API Rate Limits You'll Hit
| Destination | Rate Limit | Practical Impact |
|---|---|---|
| Salesforce (Standard) | 15,000 API calls / 24 hours | ~15,000 record updates per day using single-record API; bulk API handles 10,000 per batch |
| HubSpot | 100 records/call, 100 calls/10s | ~36,000 records/hour with batch API |
| Zendesk | 400 requests/minute (Team), 700 (Professional) | Use bulk API for updates over 100 records |
| Google Ads | 15,000 operations/mutate | Customer Match lists can take 24–48 hours to populate after upload |
| Intercom | 1,000 requests/minute | Contact updates are rate-limited per workspace |
The gotcha: Salesforce's 15,000 record/hour limit on standard edition is the one that bites most teams. If you're syncing 50,000 leads daily, you'll need Salesforce Enterprise edition (which raises the limit) or use the Salesforce Bulk API (which Census and Hightouch support natively). HubSpot's batch API maxes at 100 records per call - not per second, per call. For large contact lists, budget for sync windows of 30–60 minutes.
Key Takeaways
- Reverse ETL pushes warehouse-computed data (lead scores, health scores, segments) to SaaS tools where business teams work.
- The workflow is: SQL query in warehouse, column mapping, schedule sync. Tools like Census and Hightouch handle the API complexity.
- Don't build your own unless you have very simple requirements. API rate limits, idempotency, and error handling are harder than expected.
- Model your data for sync readiness in dbt: flat structure, clear primary keys, only the columns you need, and tests to ensure data quality.
- Start with 3–5 high-value fields and daily syncs. Expand based on what business teams actually use, not what seems comprehensive.
- Monitor sync failures actively.

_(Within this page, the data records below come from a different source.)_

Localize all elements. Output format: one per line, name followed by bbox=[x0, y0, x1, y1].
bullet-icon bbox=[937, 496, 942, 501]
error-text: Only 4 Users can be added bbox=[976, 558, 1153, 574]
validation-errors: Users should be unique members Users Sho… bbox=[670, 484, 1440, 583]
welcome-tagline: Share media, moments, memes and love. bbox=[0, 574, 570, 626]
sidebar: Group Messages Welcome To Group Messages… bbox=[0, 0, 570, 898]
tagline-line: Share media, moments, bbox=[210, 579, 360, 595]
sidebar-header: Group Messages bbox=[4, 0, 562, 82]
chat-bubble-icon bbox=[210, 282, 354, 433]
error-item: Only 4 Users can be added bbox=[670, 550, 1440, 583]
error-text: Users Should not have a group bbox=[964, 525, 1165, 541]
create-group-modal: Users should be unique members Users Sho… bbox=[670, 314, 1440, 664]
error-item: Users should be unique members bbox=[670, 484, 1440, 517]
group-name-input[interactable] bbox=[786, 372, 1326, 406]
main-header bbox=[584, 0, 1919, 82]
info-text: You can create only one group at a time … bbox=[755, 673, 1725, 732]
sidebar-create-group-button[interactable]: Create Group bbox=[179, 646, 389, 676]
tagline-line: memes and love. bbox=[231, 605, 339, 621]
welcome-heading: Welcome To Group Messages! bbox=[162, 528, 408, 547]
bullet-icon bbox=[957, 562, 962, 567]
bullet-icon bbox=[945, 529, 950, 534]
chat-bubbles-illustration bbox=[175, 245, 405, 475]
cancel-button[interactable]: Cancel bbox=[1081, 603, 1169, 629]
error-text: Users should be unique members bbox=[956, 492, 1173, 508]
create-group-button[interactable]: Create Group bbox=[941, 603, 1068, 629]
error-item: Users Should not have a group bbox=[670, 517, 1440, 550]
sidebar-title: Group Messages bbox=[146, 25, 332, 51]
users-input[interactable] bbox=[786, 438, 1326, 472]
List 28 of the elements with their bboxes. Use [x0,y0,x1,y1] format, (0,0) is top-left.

Silent failures mean stale data, which is worse than no data.
Related Articles
Q: What is Reverse ETL?
Reverse ETL is the process of syncing modeled, enriched data from your data warehouse (Snowflake, BigQuery, Redshift) back to operational SaaS tools like Salesforce, HubSpot, Zendesk, and Google Ads. It closes the loop between analytics and operations by putting warehouse-computed insights where business teams actually work.

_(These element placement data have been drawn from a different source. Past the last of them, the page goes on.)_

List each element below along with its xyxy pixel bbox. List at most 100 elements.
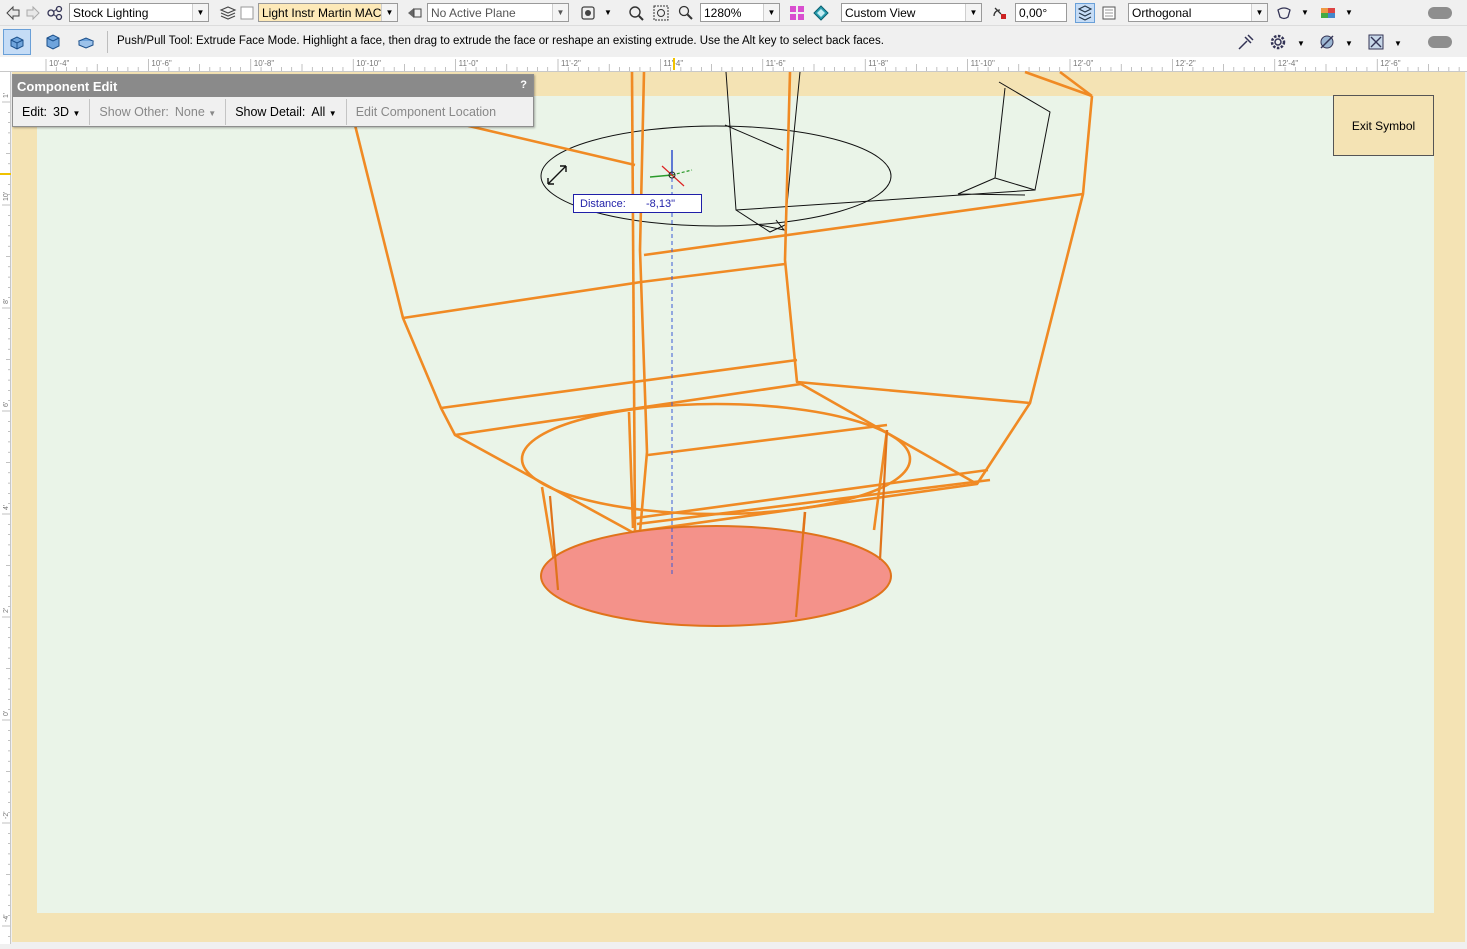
active-plane-select[interactable]: No Active Plane ▼	[427, 3, 569, 22]
projection-select[interactable]: Orthogonal ▼	[1128, 3, 1268, 22]
zoom-fit-icon[interactable]	[626, 3, 646, 23]
edit-group: Edit: 3D ▼	[13, 99, 91, 125]
rotation-icon[interactable]	[990, 3, 1010, 23]
chevron-down-icon[interactable]: ▼	[1343, 34, 1355, 53]
tool-options-icon[interactable]	[1315, 31, 1339, 53]
separator	[107, 31, 108, 53]
canvas[interactable]	[37, 96, 1434, 913]
horizontal-ruler: 10'-4" 10'-6" 10'-8" 10'-10" 11'-0" 11'-2" 11'…	[0, 57, 1467, 72]
chevron-down-icon: ▼	[328, 109, 337, 118]
light-options-icon[interactable]	[1274, 3, 1294, 23]
distance-field[interactable]: Distance: -8,13"	[573, 194, 702, 213]
ruler-tick-label: 11'-2"	[561, 59, 581, 68]
chevron-down-icon[interactable]: ▼	[1392, 34, 1404, 53]
toolbar-toggle-button[interactable]	[1428, 7, 1452, 19]
ruler-tick-label: 0'	[3, 711, 10, 716]
mode-bar: Push/Pull Tool: Extrude Face Mode. Highl…	[0, 27, 1467, 57]
ruler-tick-label: -2'	[3, 811, 10, 819]
chevron-down-icon: ▼	[763, 4, 779, 21]
rotation-field[interactable]: 0,00°	[1015, 3, 1067, 22]
snap-settings-icon[interactable]	[1234, 31, 1258, 53]
show-other-dropdown[interactable]: None ▼	[175, 105, 216, 119]
ruler-tick-label: 11'-0"	[459, 59, 479, 68]
ruler-tick-label: 12'-6"	[1380, 59, 1401, 68]
exit-symbol-button[interactable]: Exit Symbol	[1333, 95, 1434, 156]
extrude-planar-mode-button[interactable]	[72, 29, 100, 55]
ruler-tick-label: 11'-6"	[766, 59, 786, 68]
chevron-down-icon[interactable]: ▼	[1299, 3, 1311, 22]
snap-icon[interactable]	[578, 3, 598, 23]
ruler-tick-label: 4'	[3, 505, 10, 510]
gear-icon[interactable]	[1266, 31, 1290, 53]
tool-hint: Push/Pull Tool: Extrude Face Mode. Highl…	[117, 35, 884, 47]
layer-visibility-icon[interactable]	[237, 3, 257, 23]
edit-label: Edit:	[22, 105, 48, 119]
plane-icon[interactable]	[404, 3, 424, 23]
panel-title-text: Component Edit	[17, 78, 118, 94]
extrude-face-icon	[10, 36, 24, 50]
ruler-tick-label: 12'-4"	[1278, 59, 1299, 68]
help-icon[interactable]: ?	[520, 79, 527, 91]
ruler-tick-label: 11'-10"	[971, 59, 995, 68]
ruler-tick-label: 12'-0"	[1073, 59, 1094, 68]
panel-body: Edit: 3D ▼ Show Other: None ▼ Show Detai…	[13, 97, 533, 127]
back-icon[interactable]	[3, 3, 23, 23]
layers-icon[interactable]	[218, 3, 238, 23]
extrude-planar-icon	[77, 37, 95, 49]
view-layout-icon[interactable]	[787, 3, 807, 23]
ruler-tick-label: 10'-6"	[151, 59, 172, 68]
component-edit-panel: Component Edit ? Edit: 3D ▼ Show Other: …	[12, 74, 534, 127]
ruler-tick-label: 10'	[3, 192, 10, 201]
sub-face-icon	[46, 34, 60, 50]
distance-value[interactable]: -8,13"	[646, 198, 675, 210]
color-palette-icon[interactable]	[1318, 3, 1338, 23]
forward-icon[interactable]	[23, 3, 43, 23]
mode-bar-toggle-button[interactable]	[1428, 36, 1452, 48]
show-detail-dropdown[interactable]: All ▼	[311, 105, 336, 119]
view-select[interactable]: Custom View ▼	[841, 3, 982, 22]
extrude-face-mode-button[interactable]	[3, 29, 31, 55]
zoom-window-icon[interactable]	[651, 3, 671, 23]
show-detail-label: Show Detail:	[235, 105, 306, 119]
edit-location-button[interactable]: Edit Component Location	[347, 99, 505, 125]
view-bar: Stock Lighting ▼ Light Instr Martin MAC V…	[0, 0, 1467, 26]
sheet-icon[interactable]	[1099, 3, 1119, 23]
chevron-down-icon[interactable]: ▼	[602, 3, 614, 22]
render-mode-icon[interactable]	[811, 3, 831, 23]
show-other-group: Show Other: None ▼	[90, 99, 227, 125]
ruler-tick-label: 10'-4"	[49, 59, 70, 68]
ruler-tick-label: 12'-2"	[1175, 59, 1196, 68]
chevron-down-icon: ▼	[965, 4, 981, 21]
class-icon[interactable]	[45, 3, 65, 23]
ruler-tick-label: 2'	[3, 608, 10, 613]
show-other-label: Show Other:	[99, 105, 169, 119]
zoom-icon[interactable]	[676, 3, 696, 23]
ruler-tick-label: 8'	[3, 299, 10, 304]
edit-dropdown[interactable]: 3D ▼	[53, 105, 80, 119]
layer-select[interactable]: Light Instr Martin MAC Vi ▼	[258, 3, 398, 22]
sub-face-mode-button[interactable]	[39, 29, 67, 55]
drawing-area[interactable]	[12, 72, 1465, 942]
chevron-down-icon[interactable]: ▼	[1343, 3, 1355, 22]
chevron-down-icon: ▼	[192, 4, 208, 21]
chevron-down-icon: ▼	[552, 4, 568, 21]
ruler-tick-label: 11'-8"	[868, 59, 888, 68]
show-detail-group: Show Detail: All ▼	[226, 99, 347, 125]
ruler-tick-label: 10'-10"	[356, 59, 381, 68]
tool-preferences-icon[interactable]	[1364, 31, 1388, 53]
ruler-tick-label: 10'-8"	[254, 59, 275, 68]
class-select[interactable]: Stock Lighting ▼	[69, 3, 209, 22]
ruler-tick-label: 11'-4"	[663, 59, 683, 68]
zoom-select[interactable]: 1280% ▼	[700, 3, 780, 22]
vertical-ruler: 1' 10' 8' 6' 4' 2' 0' -2' -4'	[0, 72, 11, 944]
chevron-down-icon: ▼	[381, 4, 397, 21]
layer-options-icon[interactable]	[1075, 3, 1095, 23]
panel-title: Component Edit ?	[13, 75, 533, 97]
ruler-tick-label: 1'	[3, 93, 10, 98]
chevron-down-icon: ▼	[72, 109, 81, 118]
chevron-down-icon: ▼	[208, 109, 217, 118]
chevron-down-icon: ▼	[1251, 4, 1267, 21]
ruler-tick-label: 6'	[3, 402, 10, 407]
chevron-down-icon[interactable]: ▼	[1295, 34, 1307, 53]
distance-label: Distance:	[580, 197, 626, 210]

Q: Should I build my own Reverse ETL or buy a tool?
Buy, unless you have very few destinations and simple sync requirements. Building your own means handling API rate limits, pagination, error retries, idempotency, field mapping, and schema drift for every destination. Tools like Census and Hightouch have already solved these problems across 150+ integrations.
Q: What are the API rate limits for common Reverse ETL destinations?

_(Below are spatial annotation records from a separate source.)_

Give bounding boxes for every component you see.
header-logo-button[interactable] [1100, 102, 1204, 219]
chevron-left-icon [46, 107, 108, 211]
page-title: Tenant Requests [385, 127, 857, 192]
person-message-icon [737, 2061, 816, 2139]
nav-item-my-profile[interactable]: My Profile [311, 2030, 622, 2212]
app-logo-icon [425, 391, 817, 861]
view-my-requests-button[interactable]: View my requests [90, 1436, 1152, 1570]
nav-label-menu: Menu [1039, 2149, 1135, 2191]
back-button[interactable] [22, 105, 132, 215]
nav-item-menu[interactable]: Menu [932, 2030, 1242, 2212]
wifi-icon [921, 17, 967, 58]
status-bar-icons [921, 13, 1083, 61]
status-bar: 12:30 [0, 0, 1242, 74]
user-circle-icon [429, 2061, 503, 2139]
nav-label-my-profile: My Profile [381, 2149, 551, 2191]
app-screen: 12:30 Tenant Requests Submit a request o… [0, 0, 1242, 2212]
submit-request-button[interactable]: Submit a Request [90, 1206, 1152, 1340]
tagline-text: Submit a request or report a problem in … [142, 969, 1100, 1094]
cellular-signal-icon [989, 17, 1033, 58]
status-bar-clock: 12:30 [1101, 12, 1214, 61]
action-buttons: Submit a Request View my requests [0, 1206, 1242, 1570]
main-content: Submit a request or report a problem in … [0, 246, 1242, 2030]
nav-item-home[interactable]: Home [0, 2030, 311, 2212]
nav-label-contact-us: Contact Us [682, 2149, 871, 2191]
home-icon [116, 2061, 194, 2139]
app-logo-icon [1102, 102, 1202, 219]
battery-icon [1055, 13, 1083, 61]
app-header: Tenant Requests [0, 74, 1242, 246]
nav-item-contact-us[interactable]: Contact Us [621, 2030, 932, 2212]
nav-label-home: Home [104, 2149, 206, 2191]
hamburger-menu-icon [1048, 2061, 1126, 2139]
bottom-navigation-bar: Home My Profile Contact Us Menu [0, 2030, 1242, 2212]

Salesforce standard edition allows 15,000 API calls per 24-hour period. HubSpot's batch API handles 100 records per call with 100 calls per 10 seconds. Google Ads allows 15,000 operations per mutate request. These limits constrain how much data you can sync and how frequently.
Q: How do I model data for Reverse ETL in dbt?
Build dedicated "sync-ready" mart tables in dbt with clear primary keys that match the destination's identifier (e.g., Salesforce record ID or email). Include only the columns you're syncing. Keep the model flat - no nested objects. Add dbt tests to ensure primary key uniqueness and required fields are never null.